“We are talking about up to 20 percent of corrupted votes, and an estimated €150 million interference operation by Russia,” said Valeriu Pasha, program manager at the Moldova-based think-tank WatchDog.MD Community. “Without this massive vote bribing the result would look totally different. So in these very harsh conditions, the fact that we still have a majority yes-vote, is already a very good result.”
A transferable model
Speaking to POLITICO ahead of the vote on Sunday, former Moldovan Foreign Minister Nicu Popescu said the referendum had been called to “settle the domestic conversation in the country” before voters head to the polls in next year’s parliamentary elections, where Sandu and her allies face a host of pro-Russian opposition parties.
That gambit appears to have failed. Instead of demonstrating unity, it has created a dangerous new dividing line, and convinced the Kremlin it pays to try to swing the result.

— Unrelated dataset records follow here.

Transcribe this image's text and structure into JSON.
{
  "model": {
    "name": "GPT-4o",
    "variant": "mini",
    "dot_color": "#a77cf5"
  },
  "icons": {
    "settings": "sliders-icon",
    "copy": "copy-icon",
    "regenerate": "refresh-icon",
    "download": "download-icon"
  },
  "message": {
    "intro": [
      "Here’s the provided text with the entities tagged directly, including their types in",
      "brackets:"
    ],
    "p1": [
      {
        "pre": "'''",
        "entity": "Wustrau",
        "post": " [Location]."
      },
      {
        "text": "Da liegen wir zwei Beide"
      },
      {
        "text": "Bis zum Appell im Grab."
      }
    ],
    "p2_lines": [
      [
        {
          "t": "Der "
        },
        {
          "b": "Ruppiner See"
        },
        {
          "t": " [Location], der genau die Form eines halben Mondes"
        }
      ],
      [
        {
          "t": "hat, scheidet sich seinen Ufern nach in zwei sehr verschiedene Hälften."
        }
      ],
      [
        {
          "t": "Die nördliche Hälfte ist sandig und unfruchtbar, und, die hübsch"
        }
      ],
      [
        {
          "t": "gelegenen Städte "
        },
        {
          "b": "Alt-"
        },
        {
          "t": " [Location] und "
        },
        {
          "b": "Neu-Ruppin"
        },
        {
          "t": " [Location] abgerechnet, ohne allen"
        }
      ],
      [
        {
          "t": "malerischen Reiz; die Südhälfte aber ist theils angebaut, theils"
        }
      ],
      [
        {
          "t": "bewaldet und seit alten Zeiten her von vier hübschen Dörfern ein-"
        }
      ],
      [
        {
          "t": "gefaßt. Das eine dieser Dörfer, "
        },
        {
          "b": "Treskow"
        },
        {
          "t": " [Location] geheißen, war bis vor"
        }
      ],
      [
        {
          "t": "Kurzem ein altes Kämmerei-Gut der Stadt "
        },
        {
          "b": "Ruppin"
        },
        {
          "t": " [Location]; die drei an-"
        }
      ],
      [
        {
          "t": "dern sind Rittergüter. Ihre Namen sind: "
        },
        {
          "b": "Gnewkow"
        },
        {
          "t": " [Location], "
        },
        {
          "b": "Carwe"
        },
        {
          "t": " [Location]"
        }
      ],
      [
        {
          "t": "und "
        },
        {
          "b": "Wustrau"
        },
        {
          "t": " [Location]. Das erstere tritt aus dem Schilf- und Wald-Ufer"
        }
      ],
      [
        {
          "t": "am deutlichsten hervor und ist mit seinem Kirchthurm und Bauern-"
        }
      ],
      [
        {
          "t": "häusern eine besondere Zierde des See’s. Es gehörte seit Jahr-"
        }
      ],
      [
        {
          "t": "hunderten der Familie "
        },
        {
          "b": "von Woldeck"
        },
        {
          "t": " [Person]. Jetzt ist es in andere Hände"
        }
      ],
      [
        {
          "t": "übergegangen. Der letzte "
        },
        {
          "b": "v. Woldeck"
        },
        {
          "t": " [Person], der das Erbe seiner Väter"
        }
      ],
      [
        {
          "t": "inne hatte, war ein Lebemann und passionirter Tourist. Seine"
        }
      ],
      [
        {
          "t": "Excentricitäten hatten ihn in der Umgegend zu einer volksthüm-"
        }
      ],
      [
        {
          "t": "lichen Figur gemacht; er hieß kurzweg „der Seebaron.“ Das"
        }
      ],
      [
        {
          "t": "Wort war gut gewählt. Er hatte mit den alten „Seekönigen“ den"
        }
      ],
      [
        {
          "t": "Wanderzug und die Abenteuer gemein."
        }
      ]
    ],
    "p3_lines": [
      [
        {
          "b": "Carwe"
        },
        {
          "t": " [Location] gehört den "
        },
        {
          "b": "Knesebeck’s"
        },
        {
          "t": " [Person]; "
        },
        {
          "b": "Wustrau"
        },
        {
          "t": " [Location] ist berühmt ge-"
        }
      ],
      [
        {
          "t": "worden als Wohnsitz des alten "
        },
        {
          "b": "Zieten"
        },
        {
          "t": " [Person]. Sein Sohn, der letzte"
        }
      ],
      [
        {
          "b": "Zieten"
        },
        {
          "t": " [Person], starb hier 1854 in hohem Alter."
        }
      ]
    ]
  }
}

“The preliminary election results highlight the challenges Brussels faces in extending EU membership to post-Soviet countries,” said Marta Mucznik, an analyst with Crisis Group. “With Moldova preparing for parliamentary elections in 2025, these divisions are likely to shape political discourse in the months ahead.”
That bodes ill for Georgia, where the Georgian Dream party is seeking a majority in parliamentary elections on Saturday, vowing to ban the entire opposition if it secures enough votes. The dramatic campaign comes amid warnings of state capture by Russia, as the country passed Moscow-inspired restrictions on Western-funded NGOs, the media and the LGBTQ+ community.
“It’s time Western policymakers woke up to the fact that Russia’s war isn’t just limited to Ukraine — it’s about taking on the democratic world anywhere that Moscow thinks it can exert influence,” said Ivana Stradner of Washington’s Foundation for Defense of Democracies. “And while risk-averse European and American officials think in terms of individual tactics, Putin has a whole strategy he’s using to try and win.”